If we could go the route of advance government funding for this vaccine, as opposed to relying on government-granted patent monopolies, it could set an incredibly valuable example. The patent system for financing pharmaceutical research is an archaic relic of the medieval guild system. It survives by inertia; it is almost inconceivable that anyone would propose a system like this if we were designing one from scratch in the twenty-first century.
In addition to encouraging secrecy in research, patent monopolies also create the problem of high-priced drugs. Companies can charge tens, or even hundreds of thousands of dollars when they have a monopoly on drugs that may be essential for people’s health, or even their lives. We can use negotiations or price controls to bring these prices down, but without the patent monopoly, we wouldn’t have a problem of high-priced drugs in the first place.
Patent monopolies also encourage drug companies to mislead doctors and the public about the safety and effectiveness of their drugs. This is just basic economics. If a drug company can sell a drug for thousands that costs the company $20 or $30 to manufacture and distribute, it has an enormous incentive to market it as widely as possible. This means pushing the drug for conditions for which it may not be appropriate and concealing evidence that a drug may be less effective than claimed, or even harmful. The most dramatic example of this sort of drug pushing is with the opioid crisis. Purdue Pharma and the other leading manufacturers would have had much less incentive to mislead doctors about the addictiveness of their drugs if they were all available as cheap generics from the day they entered the market.
If we look to replace patent-supported biomedical research with public funding, the government will need criteria to determine which companies should get the funds. Military contractors provide a good model here. While there is much waste and abuse in the Defense Department’s contractor system, at the end of the day, the U.S. does get good quality military technology. Moreover, we would have an enormous advantage with biomedical research. In the case of military research, there are good grounds for secrecy: We don’t want ISIS to have access to the plans for the Pentagon’s latest weapons system. By contrast, we want coronavirus research results shared quickly and widely. If a contractor were using a grant for, say, lavish vacations to far-flung islands, that would quickly become apparent. (I describe this sort of system in somewhat more detail in chapter five of Rigged.)

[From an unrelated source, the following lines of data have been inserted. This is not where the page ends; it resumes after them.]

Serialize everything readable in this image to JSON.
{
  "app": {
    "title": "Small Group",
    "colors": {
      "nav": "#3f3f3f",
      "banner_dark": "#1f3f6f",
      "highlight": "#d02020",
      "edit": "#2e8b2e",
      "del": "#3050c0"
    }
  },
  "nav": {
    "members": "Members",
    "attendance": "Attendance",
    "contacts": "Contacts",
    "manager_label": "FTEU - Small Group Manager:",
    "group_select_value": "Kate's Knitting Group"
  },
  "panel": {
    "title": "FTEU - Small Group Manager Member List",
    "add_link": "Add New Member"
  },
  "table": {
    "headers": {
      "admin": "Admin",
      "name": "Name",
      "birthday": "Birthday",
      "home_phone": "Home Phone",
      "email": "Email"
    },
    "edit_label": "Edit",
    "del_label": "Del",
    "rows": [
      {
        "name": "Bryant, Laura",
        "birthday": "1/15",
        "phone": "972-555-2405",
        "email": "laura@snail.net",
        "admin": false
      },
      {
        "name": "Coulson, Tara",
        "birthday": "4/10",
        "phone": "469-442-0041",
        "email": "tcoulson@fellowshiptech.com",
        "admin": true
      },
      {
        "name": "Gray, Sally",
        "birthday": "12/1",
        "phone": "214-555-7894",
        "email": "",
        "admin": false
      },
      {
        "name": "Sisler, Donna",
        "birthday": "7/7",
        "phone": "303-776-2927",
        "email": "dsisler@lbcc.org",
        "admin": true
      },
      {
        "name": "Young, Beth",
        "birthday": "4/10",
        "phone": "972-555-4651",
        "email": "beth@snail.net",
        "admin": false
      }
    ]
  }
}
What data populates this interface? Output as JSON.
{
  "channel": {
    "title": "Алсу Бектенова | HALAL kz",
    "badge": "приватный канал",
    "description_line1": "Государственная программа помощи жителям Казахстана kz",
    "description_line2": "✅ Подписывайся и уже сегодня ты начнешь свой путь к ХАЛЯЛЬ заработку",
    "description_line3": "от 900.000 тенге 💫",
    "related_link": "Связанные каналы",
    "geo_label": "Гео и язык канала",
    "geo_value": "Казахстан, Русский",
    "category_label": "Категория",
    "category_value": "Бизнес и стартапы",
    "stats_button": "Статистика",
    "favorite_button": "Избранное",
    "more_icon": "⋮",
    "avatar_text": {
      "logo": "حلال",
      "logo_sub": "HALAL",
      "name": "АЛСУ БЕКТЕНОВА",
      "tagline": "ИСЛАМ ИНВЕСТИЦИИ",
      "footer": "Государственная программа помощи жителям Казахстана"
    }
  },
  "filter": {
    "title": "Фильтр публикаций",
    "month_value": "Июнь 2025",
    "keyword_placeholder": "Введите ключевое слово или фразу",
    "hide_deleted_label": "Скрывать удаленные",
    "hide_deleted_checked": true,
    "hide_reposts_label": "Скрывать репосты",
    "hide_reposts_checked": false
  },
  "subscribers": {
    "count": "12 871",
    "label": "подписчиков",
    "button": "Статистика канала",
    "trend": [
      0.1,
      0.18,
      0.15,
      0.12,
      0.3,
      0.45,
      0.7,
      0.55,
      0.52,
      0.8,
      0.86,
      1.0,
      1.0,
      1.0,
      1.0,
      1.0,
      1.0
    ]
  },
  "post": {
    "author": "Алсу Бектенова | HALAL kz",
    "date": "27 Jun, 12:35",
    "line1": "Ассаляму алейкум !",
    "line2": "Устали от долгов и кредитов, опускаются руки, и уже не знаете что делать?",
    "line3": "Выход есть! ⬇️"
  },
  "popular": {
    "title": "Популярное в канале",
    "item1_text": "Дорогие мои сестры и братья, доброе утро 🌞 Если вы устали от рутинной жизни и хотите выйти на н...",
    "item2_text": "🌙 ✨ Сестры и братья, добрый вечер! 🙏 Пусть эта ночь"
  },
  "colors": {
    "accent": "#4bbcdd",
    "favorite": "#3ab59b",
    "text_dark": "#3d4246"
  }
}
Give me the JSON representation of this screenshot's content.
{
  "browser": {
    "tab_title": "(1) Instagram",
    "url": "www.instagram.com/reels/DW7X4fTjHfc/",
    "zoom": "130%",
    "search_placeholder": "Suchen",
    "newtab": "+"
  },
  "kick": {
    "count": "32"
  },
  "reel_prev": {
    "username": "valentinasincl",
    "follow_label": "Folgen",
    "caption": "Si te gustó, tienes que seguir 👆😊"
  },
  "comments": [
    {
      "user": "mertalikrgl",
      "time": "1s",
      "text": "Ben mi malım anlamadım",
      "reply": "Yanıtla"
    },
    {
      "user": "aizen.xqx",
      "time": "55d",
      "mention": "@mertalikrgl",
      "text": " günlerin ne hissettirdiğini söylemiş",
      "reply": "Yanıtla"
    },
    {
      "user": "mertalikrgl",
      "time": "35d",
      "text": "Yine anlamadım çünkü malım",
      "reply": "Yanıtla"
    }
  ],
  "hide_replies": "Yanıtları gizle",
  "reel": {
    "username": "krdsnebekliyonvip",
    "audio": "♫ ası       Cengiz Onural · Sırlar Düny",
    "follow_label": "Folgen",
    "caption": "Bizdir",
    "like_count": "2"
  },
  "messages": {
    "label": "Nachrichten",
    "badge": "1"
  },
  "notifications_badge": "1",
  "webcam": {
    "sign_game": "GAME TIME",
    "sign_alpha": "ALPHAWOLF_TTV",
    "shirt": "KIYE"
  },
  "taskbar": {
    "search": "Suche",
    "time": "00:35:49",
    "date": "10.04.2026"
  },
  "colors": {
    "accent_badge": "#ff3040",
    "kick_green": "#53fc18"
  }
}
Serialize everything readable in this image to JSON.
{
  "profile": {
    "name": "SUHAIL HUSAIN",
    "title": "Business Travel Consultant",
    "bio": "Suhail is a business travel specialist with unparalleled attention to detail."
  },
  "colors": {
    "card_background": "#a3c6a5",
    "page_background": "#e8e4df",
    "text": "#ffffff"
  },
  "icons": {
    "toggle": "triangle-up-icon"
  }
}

It is also important to recognize that there is a huge amount of money at stake. We will spend close to $500 billion on prescription drugs this year. If all these drugs were sold as generics, without patent protection, we would almost certainly spend less than $100 billion. The difference of $400 billion is equal to roughly 1.8 percent of gross domestic product. It is more than five times the size of the annual food stamp budget. We routinely have huge battles in Washington over sums that are less than one-tenth this size. This $400 billion in savings would have to replace roughly $70 billion annually in patent-financed research now being done by the pharmaceutical industry. It is very hard to envision a scenario where we don’t come out way ahead.
The case for breaking out of this system has long been apparent; the current crisis only presents its underlying logic in stark relief. If we go the route of publicly supported open research, we will not only grease the wheels for the eventual development and distribution of a coronavirus vaccine, we can end the problem of high-priced drugs forever. And, in terms of other minor inoculations, we will also eliminate the opportunity for President Trump to play ridiculous “America First” games in the middle of a pandemic.